Khalid and I both had the whole team yelling in our ears about explosives and armed resistance. Deep Throat’s intel had been solid.
Khalid and I opened fire together, hammering the front windows and the doorway. The men were so tightly clustered that there was no way for us to miss.
Then the dead were falling and the others were backpedaling into the house. We jumped up onto the porch and I covered Khalid while he reloaded. Then I had to duck behind the brick wall between window and door as a hail of heavy-caliber bullets ripped through the frame. There were screams and blaring horns from the street behind us, and I knew that backup teams were closing on the house. The Hamas team was in a box that we were nailing shut. It was up to them whether the box was a container or a coffin.
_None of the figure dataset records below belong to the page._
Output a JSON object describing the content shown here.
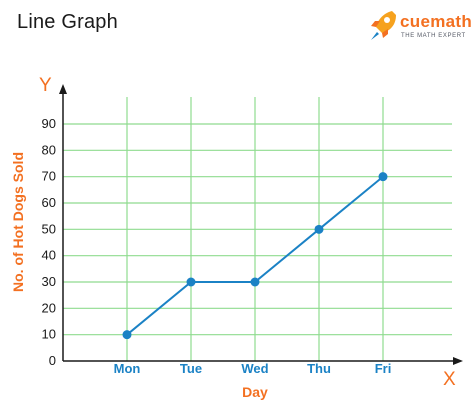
{
  "header": {
    "title": "Line Graph",
    "brand_name": "cuemath",
    "brand_tagline": "THE MATH EXPERT"
  },
  "colors": {
    "grid": "#8fdb8f",
    "line": "#1b82c5",
    "point": "#1b82c5",
    "axis_label": "#f37021",
    "x_tick": "#1b82c5",
    "brand": "#f37021"
  },
  "chart_data": {
    "type": "line",
    "title": "",
    "xlabel": "Day",
    "ylabel": "No. of Hot Dogs Sold",
    "x_axis_letter": "X",
    "y_axis_letter": "Y",
    "categories": [
      "Mon",
      "Tue",
      "Wed",
      "Thu",
      "Fri"
    ],
    "series": [
      {
        "values": [
          10,
          30,
          30,
          50,
          70
        ]
      }
    ],
    "ylim": [
      0,
      90
    ],
    "yticks": [
      0,
      10,
      20,
      30,
      40,
      50,
      60,
      70,
      80,
      90
    ],
    "grid": true,
    "legend": "none"
  }
}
Khalid and I both yelled in Palestinian Arabic for them to lay down their arms. The only answer was a renewed barrage of automatic gunfire.
“Flash out!” I barked into my mike, and then pulled a flash bang out from under my shirt and lobbed it through the doorway. Khalid and I covered our ears and squeezed our eyes shut. The blast was huge.
“Go! Go!” I snapped, and Khalid spun out of his protective crouch and rushed inside. I was right behind him. He fanned left; I took the right. There were five hostiles in the living room, but all of them were down, rolling around on the floor, screaming but unable to hear their own voices. Flash bangs blow out the eardrums and temporarily blind the unwary. We kicked weapons out of their hands and kept moving. The firefight in the dining room was still hot and heavy. I saw Top Sims in a shooter’s squat behind a breakfront that bullets had reduced to little more than splinters and shattered crockery. Big Bob and Joey were firing from the hallway entrance.
I tapped Khalid and he nodded and took up a shooting position from the living room doorway while I peeled off and headed for the stairs. From the sound of it there was a second firefight up there. The team’s other big man, Bunny—a moose of a kid from Orange County—had been on-point for the second-floor entry, and he had former MP DeeDee Whitman on his wing.